The point of this story, on the Dailyspec, is its demonstration of two different views of the world. Robbins, in the here and now, could have cared less about the historical roots of Tevye and the rest of the plot. All that mattered to him was what just happened, more or less. Authenticity? Robbins wasn't bothered–it didn't affect the pattern, it wasn't therefore of interest. He was a technician, basically. If there was a pattern that might be present, he wanted to find it and use it to advantage. His choreography reflects that approach.

 In contrast, Mostel had essentially lived Tevye's life, not so much in Europe as from an observance perspective. His approach to Tevye wasn't based on the here-and-now of Robbins, but rather on the fundamentals of Tevye's character.

This isn't to say that fundamentalists and technicians need be at loggerheads, just that they are complementary views of the world, not merely different methods of addressing a given situation, and not limited to the activities usually of concern to list readers.

I thought I'd share that synthesis with the list–it provides some insights into what we do and why we do it, not merely how we do it–in life.

All of which is preamble to my question of the day: Does anyone have more than a passing familiarity with 3D printing? Please contact me off list if you do. I'm looking into the area for an investment for my grandchildren's college funds. Yes, there's a bubble now, but there won't always be.

Stefan Jovanovich writes:

"Mostel had essentially lived Tevye's life from an observance perspective."

Err, no. Zero had no fear of the Czar or the Cossacks; on the contrary, he expected to be the one wearing the uniform. (He was a member of R.O.T.C. when he was at CCNY.) Tevye was a successful dairyman; Mostel's family were such poor farmers that they fled Connecticut for the Lower East Side, and thereafter his father worked in an office as a chemist.

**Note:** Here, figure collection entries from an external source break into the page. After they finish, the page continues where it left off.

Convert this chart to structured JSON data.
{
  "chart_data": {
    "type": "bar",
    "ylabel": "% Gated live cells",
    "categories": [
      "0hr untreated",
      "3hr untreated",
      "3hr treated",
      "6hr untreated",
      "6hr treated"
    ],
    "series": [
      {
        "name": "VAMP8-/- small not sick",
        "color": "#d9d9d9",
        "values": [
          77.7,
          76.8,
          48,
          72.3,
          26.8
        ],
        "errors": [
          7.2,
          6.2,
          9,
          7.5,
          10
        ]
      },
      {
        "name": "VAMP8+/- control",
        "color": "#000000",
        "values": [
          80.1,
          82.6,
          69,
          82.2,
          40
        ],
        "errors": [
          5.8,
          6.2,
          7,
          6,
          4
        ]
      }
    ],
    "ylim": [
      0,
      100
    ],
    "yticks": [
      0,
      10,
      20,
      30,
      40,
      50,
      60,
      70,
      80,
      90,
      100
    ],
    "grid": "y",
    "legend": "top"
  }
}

Mostel was, like practically everyone who worked for PWAP, a communist; it is impossible to imagine Tevye being a communist or having any more success with the Leninists than any other "rich" (sic) peasants did — assuming he survived the war.

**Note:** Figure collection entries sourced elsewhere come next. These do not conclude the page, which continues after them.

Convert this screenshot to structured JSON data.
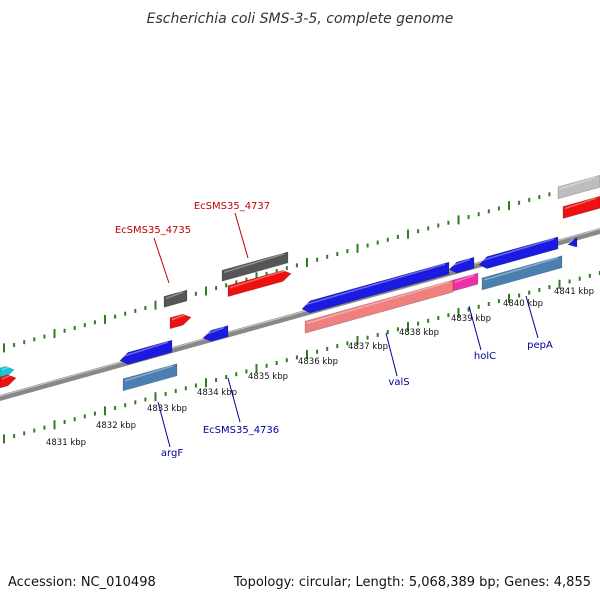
{
  "title": "Escherichia coli SMS-3-5, complete genome",
  "footer": {
    "accession": "Accession: NC_010498",
    "summary": "Topology: circular; Length: 5,068,389 bp; Genes: 4,855"
  },
  "scale_labels": [
    "4831 kbp",
    "4832 kbp",
    "4833 kbp",
    "4834 kbp",
    "4835 kbp",
    "4836 kbp",
    "4837 kbp",
    "4838 kbp",
    "4839 kbp",
    "4840 kbp",
    "4841 kbp"
  ],
  "gene_labels": {
    "EcSMS35_4737": "EcSMS35_4737",
    "EcSMS35_4735": "EcSMS35_4735",
    "EcSMS35_4736": "EcSMS35_4736",
    "argF": "argF",
    "valS": "valS",
    "holC": "holC",
    "pepA": "pepA"
  },
  "colors": {
    "forward_label": "#c00000",
    "reverse_label": "#00009a",
    "tick": "#2e7d1e",
    "backbone": "#8a8a8a",
    "cds_forward": "#ee1111",
    "cds_reverse": "#1a1ae0",
    "gene_dark": "#555555",
    "gene_light": "#bdbdbd",
    "gene_steel": "#4a7fb0",
    "gene_salmon": "#f08080",
    "gene_magenta": "#ee2faa",
    "gene_cyan": "#19c6d6"
  }
}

David Lillienfeld responds:

I'll go by what my grandfather and aunt, both of whom lived in the Settlement, and offer that Tevye was hardly a successful milkman–at least by community standards. The butcher was a major, wealthy member of the community, not so the diary man. There's Tevye's comment somewhere in Fiddler about having 5 daughters. That meant 5 dowries, and for a milkman to so provide as one of the lower folks on the economic totem pole was a challenge.

As for Mostel, the fact remains he was raised in an observant household. Whether he aligned with socialists, communists, Paulsenites, or whatever, isn't relevant to the discussion at hand. Both my parents were raised in observant households–my maternal grandfather was one of the founders of the Ner Israel Yeshiva back in the early 1930s and my mother used to regale my siblings and me with stories of the students who would room in my grandfather's house during the 1930s. Both of my parents were pretty liberal, my mother slightly less so than my father. That didn't impact on either's understanding of orthodox observance. One of my earliest memories of my father these days is his arguing with the Ner Israel Rosh Yeshiva (head of the yeshiva) about how one performs a bris, a circumcision. I don't remember the specifics any more, except that there was one point where my father started to curse at the Rosh Yeshiva in Yiddish, and you could tell from the RY's face that that was the last thing he was expecting. Years later, when the RY's wife was diagnosed with breast cancer, my father was the physician he consulted on what an optimal treatment might be. I guess whatever my father said during that argument didn't impact that aversely on my father.

In any case, neither Tevye's nor Mostel's political beliefs are relevant. Unless you're suggesting that Mostel was making a political statement by kissing the mezzuzah?